Fans of Tarantino's Pulp Fiction can start rejoicing. He's finally made a film that lives up to the standard he set back in 1990. All the influences on the first film are still very much in evidence here--Asian martial arts films in particular--but each chapter in this installment as in the previous has its own look creating a mix n' match patchwork feel that somehow manages to work in spite of itself. If there's one criticism it's that it indulges a bit in its own cleverness and that makes it a little too long.

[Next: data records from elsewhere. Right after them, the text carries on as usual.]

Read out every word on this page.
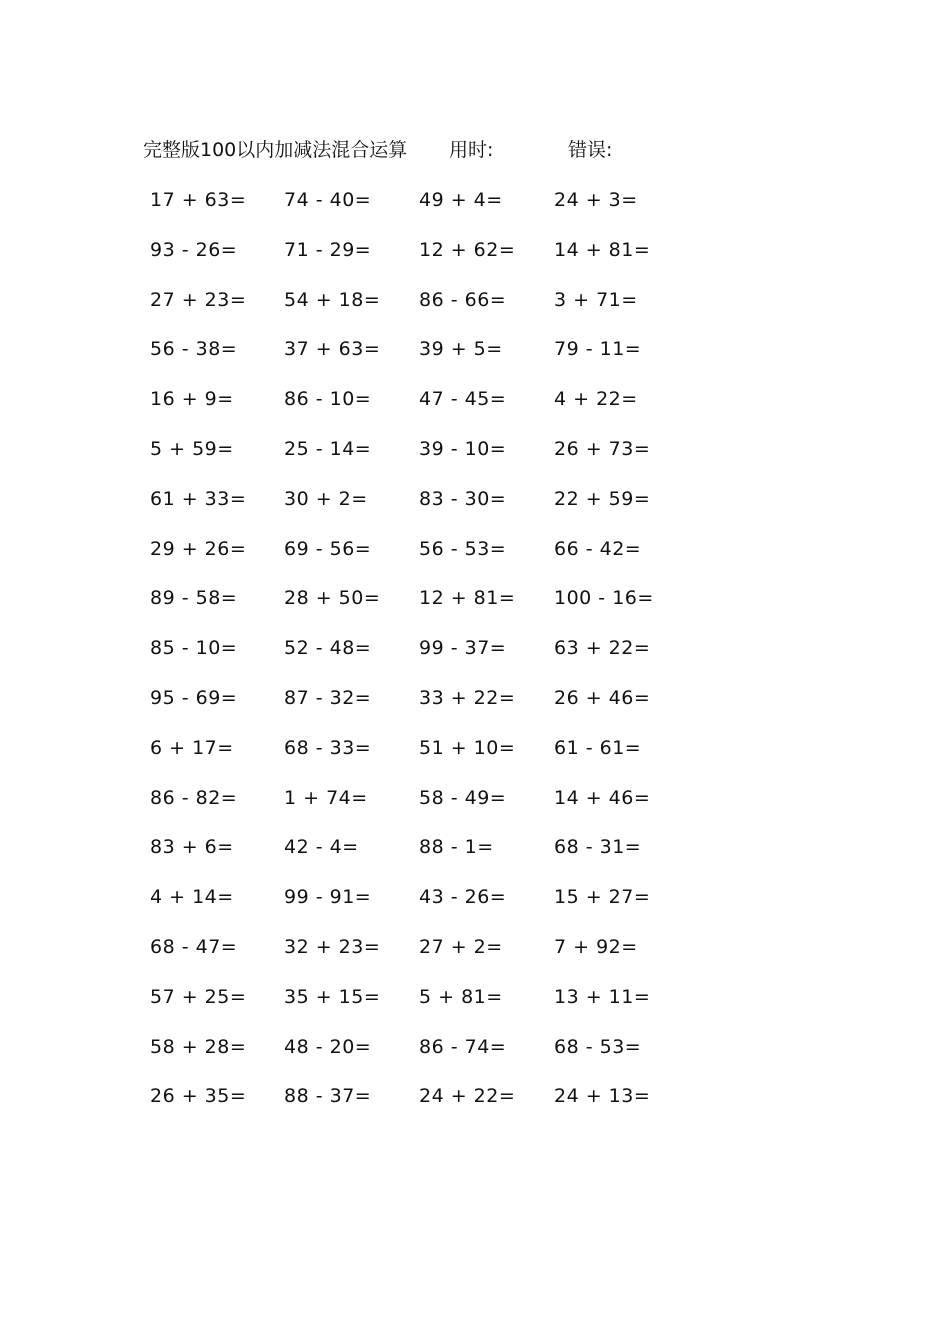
完整版100以内加减法混合运算 用时:	错误:
17 + 63= 74 - 40=	49 + 4=	24 + 3=
93 - 26= 71 - 29=	12 + 62= 14 + 81=
27 + 23= 54 + 18= 86 - 66=	3 + 71=
56 - 38= 37 + 63= 39 + 5=	79 - 11=
16 + 9=	86 - 10=	47 - 45=	4 + 22=
5 + 59=	25 - 14=	39 - 10=	26 + 73=
61 + 33= 30 + 2=	83 - 30=	22 + 59=
29 + 26= 69 - 56=	56 - 53=	66 - 42=
89 - 58= 28 + 50= 12 + 81= 100 - 16=
85 - 10= 52 - 48=	99 - 37=	63 + 22=
95 - 69= 87 - 32=	33 + 22= 26 + 46=
6 + 17=	68 - 33=	51 + 10= 61 - 61=
86 - 82= 1 + 74=	58 - 49=	14 + 46=
83 + 6=	42 - 4=	88 - 1=	68 - 31=
4 + 14=	99 - 91=	43 - 26=	15 + 27=
68 - 47= 32 + 23= 27 + 2=	7 + 92=
57 + 25= 35 + 15= 5 + 81=	13 + 11=
58 + 28= 48 - 20=	86 - 74=	68 - 53=
26 + 35= 88 - 37=	24 + 22= 24 + 13=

But Vol. 2 shouldn't see the big criticisms aimed at Vol. 1's dark gory violence; instead Vol. 2 finds kinship with its creator's first big hit in its story and characters. Sure it's overblown; sure everyone is evil on some level. That's the fun of it. And every now and then a little compassion comes through or a little humor and it captures the ridiculousness of human nastiness whether it's the petty arguments you had all day at work or all the slaughter that's been perpetrated with a Hattori Hanzo sword.